Der Begriff der moralischen Panik (moral panic) kommt aus dem angloamerikanischen Raum und wird als Phänomen definiert, „bei dem eine soziale Gruppe oder Kategorie aufgrund ihres Verhaltens von der breiten Öffentlichkeit als Gefahr für die moralische Ordnung der Gesellschaft gekennzeichnet wird. Ziel des öffentlichen Aufruhrs ist die Unterbindung des als Bedrohung empfundenen Verhaltens auf langfristige Sicht.“

Oft werden durch Stereotypisierung bereits marginalisierte Gruppen als vermeintliche Gefahr für die gesamtgesellschaftliche Moral stigmatisiert. Ein überzeichnetes, manchmal karikaturhaftes Bild einer Subkultur/ Gruppe wird bewusst dazu eingesetzt, einen gesellschaftlichen Aufschrei zu konstruieren bzw. Ängste vor dem (oder den) „anderen“ zu schüren (Othering).
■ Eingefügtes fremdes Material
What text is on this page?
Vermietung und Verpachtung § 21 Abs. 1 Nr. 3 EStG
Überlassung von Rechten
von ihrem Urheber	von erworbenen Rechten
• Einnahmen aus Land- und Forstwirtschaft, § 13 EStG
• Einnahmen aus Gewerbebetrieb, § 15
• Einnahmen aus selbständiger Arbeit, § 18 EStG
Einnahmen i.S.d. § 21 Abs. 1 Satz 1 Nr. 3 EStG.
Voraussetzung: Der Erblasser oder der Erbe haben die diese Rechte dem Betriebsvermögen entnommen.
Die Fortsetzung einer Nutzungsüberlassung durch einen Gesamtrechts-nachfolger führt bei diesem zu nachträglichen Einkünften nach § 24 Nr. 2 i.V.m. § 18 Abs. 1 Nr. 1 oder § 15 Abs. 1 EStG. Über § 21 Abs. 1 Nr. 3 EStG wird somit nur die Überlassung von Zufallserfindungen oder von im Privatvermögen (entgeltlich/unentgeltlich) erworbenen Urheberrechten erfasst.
„Es gibt also ein wiederkehrendes soziales Phänomen, bei dem viele Menschen von der Angst erfasst werden, dass die soziale Ordnung durch ein Verhalten oder eine Praxis bedroht wird, die sowohl schädlich als auch unmoralisch oder böswillig ist. Dieser Zustand der Panik besteht, obwohl es dafür keine wirklichen Grundlagen gibt.“

Quelle: https://www.aier.org/article/the-anatomy-of-a-moral-panic/, übersetzt aus dem Englischen

Das soziologische Konzept und der Begriff der moralischen Panik gehen auf den südafrikanischen Soziologen Stanley Cohen zurück. In seinem 1972 erschienen Buch „Folk Devils ans Moral Panics“ beschreibt er die Reaktion der britischen Öffentlichkeit und Medien auf eine Rivalität von Jugendsubkulturen der 1960er und 70er und leitet daraus ein Theoriegerüst ab.

Prozessartiger Charakter

Cohen definiert dabei einen mehrstufigen Prozess: Zunächst wird etwas als Bedrohung für soziale Normen bzw. die Gesellschaft per se definiert und anschließend von Medien (bzw. in der heutigen Zeit social media) in vereinfachender Weise hochstilisiert und erhält als Thema breite öffentliche Aufmerksamkeit. In Folge dessen werden als Antwort auf die vermeintliche Bedrohung Gesetze und Regelungen geschaffen, die zu sozialen Veränderungen beitragen. Moralische Panikphänomene dienen u.a. dazu, von aktuellen Problemen abzulenken, einen Sündenbock zu schaffen und damit im Endeffekt zur Durchsetzung einer politischen Agenda.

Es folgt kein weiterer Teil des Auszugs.